# Concealed carry on WMA



## turkeyhunter835 (Jun 1, 2012)

Am I alowed to carry my handgun while I am trout fishing if I have my permit


----------



## Luke0927 (Jun 1, 2012)

Yes you are.


----------



## McBeeVee (Jun 1, 2012)

As long as the WMA isn't on Corps Of Engineers managed land.


----------



## Amend2nd (Jun 1, 2012)

Look up the laws and have them on you. Law enforcemnt may not be aware of the laws.

Having the laws on your person may/or may not spare you a hassle in case you encouter a GVt agent.


----------



## turkeyhunter835 (Jun 1, 2012)

Amend2nd said:


> Look up the laws and have them on you. Law enforcemnt may not be aware of the laws.
> 
> Having the laws on your person may/or may not spare you a hassle in case you encouter a GVt agent.



thanks for the replys, this is actually not a bad idea


----------



## Slingblade (Jun 3, 2012)

Also, you don't have to conceal since your license is for "carry"


----------



## turkeyhunter835 (Jun 3, 2012)

Slingblade said:


> Also, you don't have to conceal since your license is for "carry"



so I will be able to fish with it showing on my side?


----------



## Broncoxlt (Jun 3, 2012)

yep open or concealed


----------



## crackerdave (Jun 3, 2012)

Good advice!

I'm afeered things are going to change radically if the changes are passed.I don't think [my opinion] the changes will benefit hunters much.


----------



## McBeeVee (Jun 6, 2012)

turkeyhunter835 said:


> so I will be able to fish with it showing on my side?



If you carrying openly you don't even have to have a license in Georgia while hunting or fishing..

See O.C.G.A. 16-11-126


> f) Any person with a valid hunting or fishing license on his or her person, or any person not required by law to have a hunting or fishing license, who is engaged in legal hunting, fishing, or sport shooting when the person has the permission of the owner of the land on which the activities are being conducted may have or carry on his or her person a handgun or long gun without a valid weapons carry license while hunting, fishing, or engaging in sport shooting.


----------



## McBeeVee (Jun 6, 2012)

crackerdave said:


> Good advice!
> 
> I'm afeered things are going to change radically if the changes are passed.I don't think [my opinion] the changes will benefit hunters much.



What changes are you "afeered" of?
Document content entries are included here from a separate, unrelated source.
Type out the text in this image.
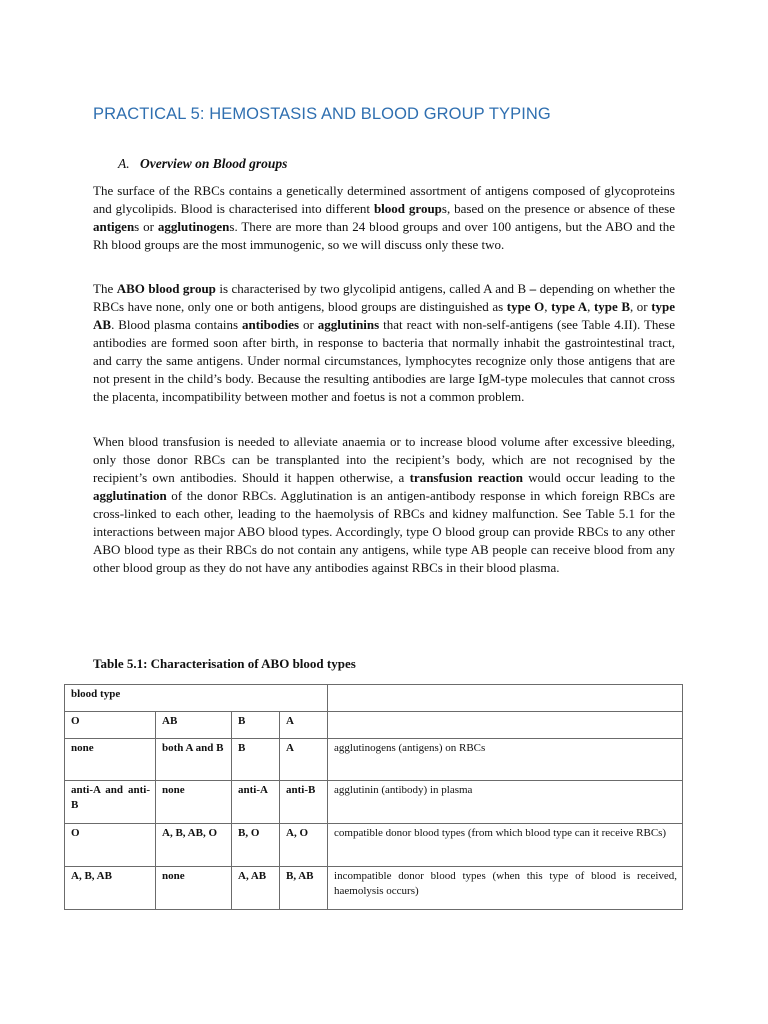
PRACTICAL 5: HEMOSTASIS AND BLOOD GROUP TYPING
A. Overview on Blood groups

The surface of the RBCs contains a genetically determined assortment of antigens composed of glycoproteins and glycolipids. Blood is characterised into different blood groups, based on the presence or absence of these antigens or agglutinogens. There are more than 24 blood groups and over 100 antigens, but the ABO and the Rh blood groups are the most immunogenic, so we will discuss only these two.

The ABO blood group is characterised by two glycolipid antigens, called A and B – depending on whether the RBCs have none, only one or both antigens, blood groups are distinguished as type O, type A, type B, or type AB. Blood plasma contains antibodies or agglutinins that react with non-self-antigens (see Table 4.II). These antibodies are formed soon after birth, in response to bacteria that normally inhabit the gastrointestinal tract, and carry the same antigens. Under normal circumstances, lymphocytes recognize only those antigens that are not present in the child’s body. Because the resulting antibodies are large IgM-type molecules that cannot cross the placenta, incompatibility between mother and foetus is not a common problem.

When blood transfusion is needed to alleviate anaemia or to increase blood volume after excessive bleeding, only those donor RBCs can be transplanted into the recipient’s body, which are not recognised by the recipient’s own antibodies. Should it happen otherwise, a transfusion reaction would occur leading to the agglutination of the donor RBCs. Agglutination is an antigen-antibody response in which foreign RBCs are cross-linked to each other, leading to the haemolysis of RBCs and kidney malfunction. See Table 5.1 for the interactions between major ABO blood types. Accordingly, type O blood group can provide RBCs to any other ABO blood type as their RBCs do not contain any antigens, while type AB people can receive blood from any other blood group as they do not have any antibodies against RBCs in their blood plasma.

Table 5.1: Characterisation of ABO blood types
blood type				
O	AB	B	A	
none	both A and B	B	A	agglutinogens (antigens) on RBCs
anti-A and anti-B	none	anti-A	anti-B	agglutinin (antibody) in plasma
O	A, B, AB, O	B, O	A, O	compatible donor blood types (from which blood type can it receive RBCs)
A, B, AB	none	A, AB	B, AB	incompatible donor blood types (when this type of blood is received, haemolysis occurs)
I've been so busy lately I haven't been keeping up with any proposed rule changes.


----------



## cowhornedspike (Jun 6, 2012)

McBeeVee said:


> If you carrying openly you don't even have to have a license in Georgia while hunting or fishing..
> 
> See O.C.G.A. 16-11-126



Not sure that applies to WMA land though.  I'll look it up when I get a minute.


----------



## McBeeVee (Jun 6, 2012)

After rereading the laws, I think you might be correct since WMAs were only taken off the offlimits list in 2008 and it expressly says that you must have a GWL. 

This seems like something that needs to be addressed in Atlanta. With the right license (either hunting or fishing, if required) then the state has given permission for one to participate in the specified activity on the property. I see this as no different than me giving someone the right to fish on my property. 

Thanks for catching my mistake cowhornedspike.


----------



## JohnnyWalker (Jun 14, 2012)

Slingblade said:


> Also, you don't have to conceal since your license is for "carry"



Just a little clarification here.  If you are on a WMA during the off-season for hunting you may not carry at all if you do not have a concealed carry permit.
Also if you do not have a hunting permit on the WMA during the hunting season you cannot carry without a concealed carry permit.


----------



## turkeyhunter835 (Jun 14, 2012)

Thanks for the replys!


----------



## McBeeVee (Jun 15, 2012)

JohnnyWalker said:


> Just a little clarification here.  If you are on a WMA during the off-season for hunting you may not carry at all if you do not have a concealed carry permit.
> Also if you do not have a hunting permit on the WMA during the hunting season you cannot carry without a concealed carry permit.



Georgia does not issue a concealed carry permit. We have a Weapons License. Before that we had a Firearms License.


----------